2. A fruit fly with short legs (ll) and vestigial wings (ww) is crossed with one that is
heterozygous for both traits. Assuming the dominant alleles are on separate
chromosomes, show the cross and the expected phenotypic proportions.
3. A fruit fly with short legs (ll) and long aristae (Aa) is crossed with on that has long legs
(Ll) and long aristae (AA). Show the cross and the expected phenotypic proportions.
4. Two fruit flies that are both heterozygous for the dumpy wing and short leg traits
(WwLl) are crossed together. The resulting offspring are counted. 20 of the offspring
have long wings and long legs, 8 of the offspring have dumpy wings and short legs.
Create a chromosome map of with the above data.
5. In fruit flies, red eyes is a dominant allele located on the X chromosome. The recessive
condition results in white eyes. The tan body trait is also X-linked and is dominant to
yellow bodies. A female who is heterozygous both traits with the dominant alleles located
on the same chromosome is crossed with a white eyed, yellow bodied male. Show the
cross and the phenotypic proportions (Don't forget these traits are X-linked!)
6. Shaggy hair in dogs is dominant to its recessive allele, short hair, and black coat color
is dominant to its recessive allele, tan. When heterozygous black, shaggy-haired dogs are
crossed to short-haired tan dogs, progeny with the following phenotypes are obtained:
46% shaggy and black, 44% short and tan, 5% shaggy and tan and 5% are short and
black. What is the distance between the hair length and hair color loci?

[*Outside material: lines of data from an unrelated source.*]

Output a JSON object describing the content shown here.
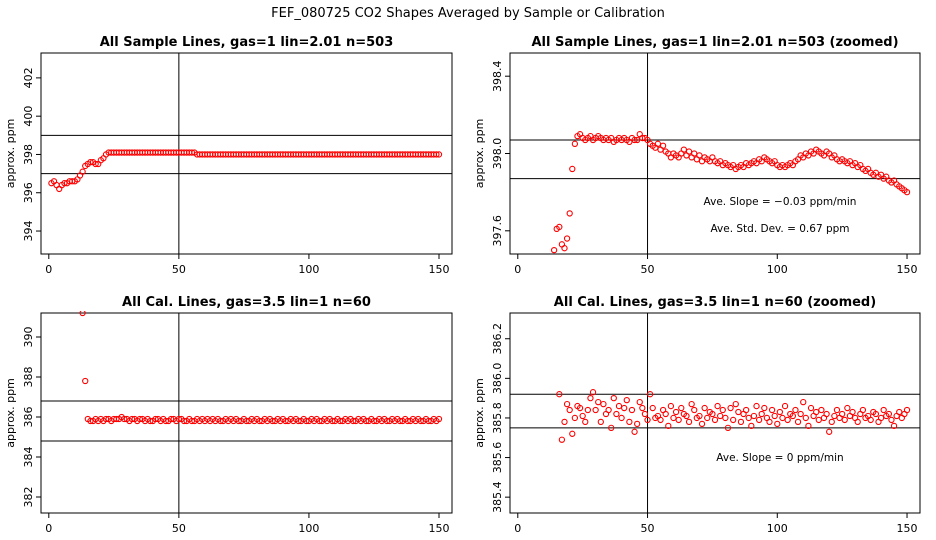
{
  "main_title": "FEF_080725  CO2 Shapes Averaged by Sample or Calibration",
  "chart_data": [
    {
      "type": "scatter",
      "title": "All Sample Lines, gas=1 lin=2.01 n=503",
      "xlabel": "",
      "ylabel": "approx. ppm",
      "xlim": [
        -3,
        155
      ],
      "ylim": [
        392.8,
        403.3
      ],
      "xticks": [
        "0",
        "50",
        "100",
        "150"
      ],
      "yticks": [
        "394",
        "396",
        "398",
        "400",
        "402"
      ],
      "hlines": [
        397.0,
        399.0
      ],
      "vline": 50,
      "marker_color": "#ff0000",
      "annotations": [],
      "x": [
        1,
        2,
        3,
        4,
        5,
        6,
        7,
        8,
        9,
        10,
        11,
        12,
        13,
        14,
        15,
        16,
        17,
        18,
        19,
        20,
        21,
        22,
        23,
        24,
        25,
        26,
        27,
        28,
        29,
        30,
        31,
        32,
        33,
        34,
        35,
        36,
        37,
        38,
        39,
        40,
        41,
        42,
        43,
        44,
        45,
        46,
        47,
        48,
        49,
        50,
        51,
        52,
        53,
        54,
        55,
        56,
        57,
        58,
        59,
        60,
        61,
        62,
        63,
        64,
        65,
        66,
        67,
        68,
        69,
        70,
        71,
        72,
        73,
        74,
        75,
        76,
        77,
        78,
        79,
        80,
        81,
        82,
        83,
        84,
        85,
        86,
        87,
        88,
        89,
        90,
        91,
        92,
        93,
        94,
        95,
        96,
        97,
        98,
        99,
        100,
        101,
        102,
        103,
        104,
        105,
        106,
        107,
        108,
        109,
        110,
        111,
        112,
        113,
        114,
        115,
        116,
        117,
        118,
        119,
        120,
        121,
        122,
        123,
        124,
        125,
        126,
        127,
        128,
        129,
        130,
        131,
        132,
        133,
        134,
        135,
        136,
        137,
        138,
        139,
        140,
        141,
        142,
        143,
        144,
        145,
        146,
        147,
        148,
        149,
        150
      ],
      "y": [
        396.5,
        396.6,
        396.4,
        396.2,
        396.4,
        396.5,
        396.5,
        396.6,
        396.6,
        396.6,
        396.7,
        396.9,
        397.1,
        397.4,
        397.5,
        397.6,
        397.6,
        397.5,
        397.5,
        397.7,
        397.8,
        398.0,
        398.1,
        398.1,
        398.1,
        398.1,
        398.1,
        398.1,
        398.1,
        398.1,
        398.1,
        398.1,
        398.1,
        398.1,
        398.1,
        398.1,
        398.1,
        398.1,
        398.1,
        398.1,
        398.1,
        398.1,
        398.1,
        398.1,
        398.1,
        398.1,
        398.1,
        398.1,
        398.1,
        398.1,
        398.1,
        398.1,
        398.1,
        398.1,
        398.1,
        398.1,
        398.0,
        398.0,
        398.0,
        398.0,
        398.0,
        398.0,
        398.0,
        398.0,
        398.0,
        398.0,
        398.0,
        398.0,
        398.0,
        398.0,
        398.0,
        398.0,
        398.0,
        398.0,
        398.0,
        398.0,
        398.0,
        398.0,
        398.0,
        398.0,
        398.0,
        398.0,
        398.0,
        398.0,
        398.0,
        398.0,
        398.0,
        398.0,
        398.0,
        398.0,
        398.0,
        398.0,
        398.0,
        398.0,
        398.0,
        398.0,
        398.0,
        398.0,
        398.0,
        398.0,
        398.0,
        398.0,
        398.0,
        398.0,
        398.0,
        398.0,
        398.0,
        398.0,
        398.0,
        398.0,
        398.0,
        398.0,
        398.0,
        398.0,
        398.0,
        398.0,
        398.0,
        398.0,
        398.0,
        398.0,
        398.0,
        398.0,
        398.0,
        398.0,
        398.0,
        398.0,
        398.0,
        398.0,
        398.0,
        398.0,
        398.0,
        398.0,
        398.0,
        398.0,
        398.0,
        398.0,
        398.0,
        398.0,
        398.0,
        398.0,
        398.0,
        398.0,
        398.0,
        398.0,
        398.0,
        398.0,
        398.0,
        398.0,
        398.0,
        398.0
      ]
    },
    {
      "type": "scatter",
      "title": "All Sample Lines, gas=1 lin=2.01 n=503 (zoomed)",
      "xlabel": "",
      "ylabel": "approx. ppm",
      "xlim": [
        -3,
        155
      ],
      "ylim": [
        397.48,
        398.52
      ],
      "xticks": [
        "0",
        "50",
        "100",
        "150"
      ],
      "yticks": [
        "397.6",
        "398.0",
        "398.4"
      ],
      "hlines": [
        397.87,
        398.07
      ],
      "vline": 50,
      "marker_color": "#ff0000",
      "annotations": [
        "Ave. Slope = −0.03  ppm/min",
        "Ave. Std. Dev. = 0.67  ppm"
      ],
      "x": [
        14,
        15,
        16,
        17,
        18,
        19,
        20,
        21,
        22,
        23,
        24,
        25,
        26,
        27,
        28,
        29,
        30,
        31,
        32,
        33,
        34,
        35,
        36,
        37,
        38,
        39,
        40,
        41,
        42,
        43,
        44,
        45,
        46,
        47,
        48,
        49,
        50,
        51,
        52,
        53,
        54,
        55,
        56,
        57,
        58,
        59,
        60,
        61,
        62,
        63,
        64,
        65,
        66,
        67,
        68,
        69,
        70,
        71,
        72,
        73,
        74,
        75,
        76,
        77,
        78,
        79,
        80,
        81,
        82,
        83,
        84,
        85,
        86,
        87,
        88,
        89,
        90,
        91,
        92,
        93,
        94,
        95,
        96,
        97,
        98,
        99,
        100,
        101,
        102,
        103,
        104,
        105,
        106,
        107,
        108,
        109,
        110,
        111,
        112,
        113,
        114,
        115,
        116,
        117,
        118,
        119,
        120,
        121,
        122,
        123,
        124,
        125,
        126,
        127,
        128,
        129,
        130,
        131,
        132,
        133,
        134,
        135,
        136,
        137,
        138,
        139,
        140,
        141,
        142,
        143,
        144,
        145,
        146,
        147,
        148,
        149,
        150
      ],
      "y": [
        397.5,
        397.61,
        397.62,
        397.53,
        397.51,
        397.56,
        397.69,
        397.92,
        398.05,
        398.09,
        398.1,
        398.08,
        398.07,
        398.08,
        398.09,
        398.07,
        398.08,
        398.09,
        398.08,
        398.07,
        398.08,
        398.07,
        398.08,
        398.06,
        398.07,
        398.08,
        398.07,
        398.08,
        398.07,
        398.06,
        398.08,
        398.07,
        398.07,
        398.1,
        398.08,
        398.08,
        398.07,
        398.05,
        398.04,
        398.03,
        398.05,
        398.02,
        398.04,
        398.01,
        398.0,
        397.98,
        398.0,
        397.99,
        397.98,
        398.0,
        398.02,
        397.99,
        398.01,
        397.98,
        398.0,
        397.97,
        397.99,
        397.96,
        397.98,
        397.97,
        397.96,
        397.98,
        397.96,
        397.95,
        397.96,
        397.94,
        397.95,
        397.94,
        397.93,
        397.94,
        397.92,
        397.93,
        397.94,
        397.93,
        397.95,
        397.94,
        397.95,
        397.96,
        397.95,
        397.97,
        397.96,
        397.98,
        397.97,
        397.96,
        397.95,
        397.96,
        397.94,
        397.93,
        397.94,
        397.93,
        397.94,
        397.95,
        397.94,
        397.96,
        397.97,
        397.99,
        397.98,
        398.0,
        397.99,
        398.01,
        398.0,
        398.02,
        398.01,
        398.0,
        397.99,
        398.01,
        398.0,
        397.98,
        397.99,
        397.97,
        397.96,
        397.97,
        397.96,
        397.95,
        397.96,
        397.94,
        397.95,
        397.93,
        397.94,
        397.92,
        397.91,
        397.92,
        397.9,
        397.89,
        397.9,
        397.88,
        397.89,
        397.87,
        397.88,
        397.86,
        397.85,
        397.86,
        397.84,
        397.83,
        397.82,
        397.81,
        397.8
      ]
    },
    {
      "type": "scatter",
      "title": "All Cal. Lines, gas=3.5 lin=1 n=60",
      "xlabel": "",
      "ylabel": "approx. ppm",
      "xlim": [
        -3,
        155
      ],
      "ylim": [
        381.2,
        391.2
      ],
      "xticks": [
        "0",
        "50",
        "100",
        "150"
      ],
      "yticks": [
        "382",
        "384",
        "386",
        "388",
        "390"
      ],
      "hlines": [
        384.8,
        386.8
      ],
      "vline": 50,
      "marker_color": "#ff0000",
      "annotations": [],
      "x": [
        13,
        14,
        15,
        16,
        17,
        18,
        19,
        20,
        21,
        22,
        23,
        24,
        25,
        26,
        27,
        28,
        29,
        30,
        31,
        32,
        33,
        34,
        35,
        36,
        37,
        38,
        39,
        40,
        41,
        42,
        43,
        44,
        45,
        46,
        47,
        48,
        49,
        50,
        51,
        52,
        53,
        54,
        55,
        56,
        57,
        58,
        59,
        60,
        61,
        62,
        63,
        64,
        65,
        66,
        67,
        68,
        69,
        70,
        71,
        72,
        73,
        74,
        75,
        76,
        77,
        78,
        79,
        80,
        81,
        82,
        83,
        84,
        85,
        86,
        87,
        88,
        89,
        90,
        91,
        92,
        93,
        94,
        95,
        96,
        97,
        98,
        99,
        100,
        101,
        102,
        103,
        104,
        105,
        106,
        107,
        108,
        109,
        110,
        111,
        112,
        113,
        114,
        115,
        116,
        117,
        118,
        119,
        120,
        121,
        122,
        123,
        124,
        125,
        126,
        127,
        128,
        129,
        130,
        131,
        132,
        133,
        134,
        135,
        136,
        137,
        138,
        139,
        140,
        141,
        142,
        143,
        144,
        145,
        146,
        147,
        148,
        149,
        150
      ],
      "y": [
        391.2,
        387.8,
        385.9,
        385.8,
        385.8,
        385.9,
        385.8,
        385.9,
        385.8,
        385.9,
        385.9,
        385.8,
        385.9,
        385.9,
        385.9,
        386.0,
        385.9,
        385.9,
        385.8,
        385.9,
        385.9,
        385.8,
        385.9,
        385.9,
        385.8,
        385.9,
        385.8,
        385.8,
        385.9,
        385.9,
        385.8,
        385.9,
        385.8,
        385.8,
        385.9,
        385.9,
        385.8,
        385.9,
        385.9,
        385.8,
        385.8,
        385.9,
        385.8,
        385.8,
        385.9,
        385.8,
        385.9,
        385.8,
        385.9,
        385.8,
        385.9,
        385.8,
        385.9,
        385.8,
        385.8,
        385.9,
        385.8,
        385.9,
        385.8,
        385.9,
        385.8,
        385.8,
        385.9,
        385.8,
        385.8,
        385.9,
        385.8,
        385.9,
        385.8,
        385.8,
        385.9,
        385.8,
        385.9,
        385.8,
        385.8,
        385.9,
        385.8,
        385.9,
        385.8,
        385.8,
        385.9,
        385.8,
        385.9,
        385.8,
        385.8,
        385.9,
        385.8,
        385.8,
        385.9,
        385.8,
        385.9,
        385.8,
        385.8,
        385.9,
        385.8,
        385.9,
        385.8,
        385.8,
        385.9,
        385.8,
        385.8,
        385.9,
        385.8,
        385.9,
        385.8,
        385.8,
        385.9,
        385.8,
        385.9,
        385.8,
        385.8,
        385.9,
        385.8,
        385.8,
        385.9,
        385.8,
        385.9,
        385.8,
        385.8,
        385.9,
        385.8,
        385.9,
        385.8,
        385.8,
        385.9,
        385.8,
        385.8,
        385.9,
        385.8,
        385.9,
        385.8,
        385.8,
        385.9,
        385.8,
        385.8,
        385.9,
        385.8,
        385.9
      ]
    },
    {
      "type": "scatter",
      "title": "All Cal. Lines, gas=3.5 lin=1 n=60 (zoomed)",
      "xlabel": "",
      "ylabel": "approx. ppm",
      "xlim": [
        -3,
        155
      ],
      "ylim": [
        385.32,
        386.33
      ],
      "xticks": [
        "0",
        "50",
        "100",
        "150"
      ],
      "yticks": [
        "385.4",
        "385.6",
        "385.8",
        "386.0",
        "386.2"
      ],
      "hlines": [
        385.75,
        385.92
      ],
      "vline": 50,
      "marker_color": "#ff0000",
      "annotations": [
        "Ave. Slope =  0  ppm/min"
      ],
      "x": [
        16,
        17,
        18,
        19,
        20,
        21,
        22,
        23,
        24,
        25,
        26,
        27,
        28,
        29,
        30,
        31,
        32,
        33,
        34,
        35,
        36,
        37,
        38,
        39,
        40,
        41,
        42,
        43,
        44,
        45,
        46,
        47,
        48,
        49,
        50,
        51,
        52,
        53,
        54,
        55,
        56,
        57,
        58,
        59,
        60,
        61,
        62,
        63,
        64,
        65,
        66,
        67,
        68,
        69,
        70,
        71,
        72,
        73,
        74,
        75,
        76,
        77,
        78,
        79,
        80,
        81,
        82,
        83,
        84,
        85,
        86,
        87,
        88,
        89,
        90,
        91,
        92,
        93,
        94,
        95,
        96,
        97,
        98,
        99,
        100,
        101,
        102,
        103,
        104,
        105,
        106,
        107,
        108,
        109,
        110,
        111,
        112,
        113,
        114,
        115,
        116,
        117,
        118,
        119,
        120,
        121,
        122,
        123,
        124,
        125,
        126,
        127,
        128,
        129,
        130,
        131,
        132,
        133,
        134,
        135,
        136,
        137,
        138,
        139,
        140,
        141,
        142,
        143,
        144,
        145,
        146,
        147,
        148,
        149,
        150
      ],
      "y": [
        385.92,
        385.69,
        385.78,
        385.87,
        385.84,
        385.72,
        385.8,
        385.86,
        385.85,
        385.81,
        385.78,
        385.84,
        385.9,
        385.93,
        385.84,
        385.88,
        385.78,
        385.87,
        385.82,
        385.84,
        385.75,
        385.9,
        385.82,
        385.86,
        385.8,
        385.85,
        385.89,
        385.78,
        385.84,
        385.73,
        385.77,
        385.88,
        385.85,
        385.82,
        385.79,
        385.92,
        385.85,
        385.8,
        385.81,
        385.79,
        385.84,
        385.82,
        385.76,
        385.86,
        385.8,
        385.83,
        385.79,
        385.85,
        385.82,
        385.81,
        385.78,
        385.87,
        385.84,
        385.8,
        385.81,
        385.77,
        385.85,
        385.8,
        385.83,
        385.82,
        385.79,
        385.86,
        385.81,
        385.84,
        385.8,
        385.75,
        385.85,
        385.79,
        385.87,
        385.83,
        385.78,
        385.82,
        385.84,
        385.8,
        385.76,
        385.81,
        385.86,
        385.79,
        385.82,
        385.85,
        385.8,
        385.78,
        385.84,
        385.81,
        385.77,
        385.83,
        385.8,
        385.86,
        385.79,
        385.82,
        385.81,
        385.84,
        385.78,
        385.82,
        385.88,
        385.8,
        385.76,
        385.85,
        385.81,
        385.83,
        385.79,
        385.84,
        385.8,
        385.82,
        385.73,
        385.78,
        385.81,
        385.84,
        385.8,
        385.82,
        385.79,
        385.85,
        385.81,
        385.83,
        385.8,
        385.78,
        385.82,
        385.84,
        385.8,
        385.81,
        385.79,
        385.83,
        385.82,
        385.78,
        385.8,
        385.84,
        385.81,
        385.82,
        385.79,
        385.76,
        385.81,
        385.83,
        385.8,
        385.82,
        385.84
      ]
    }
  ]
}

7. Individuals with genes A, a, B, and b were mated. One thousand offspring were
counted: Aabb 474 aaBb 480 AaBb 20 aabb 26
This type of cross is known as a testcross. What are the two recombinant classes of
offspring? What is the percentage of recombination between these two loci? How many
map units apart are they?
8. The frequency of crossing-over between linked genes A and B is 35%; between B and
C is 10%; between C and D is 15%; between C and A is 25%; between D and B is 25%.
The sequence of the genes on the chromosome is: a) ADCB b) ACBD c) ABDC d)
ABCD
9. Gene A and gene B are known to be 10mu apart on the same chromosome. Individuals
homozygous dominant for these genes are mated with homozygous recessives. The
offspring are then test crossed. If there are 1,000 offspring from the test cross, how many
of the offspring would you expect to show the cross-over phenotype?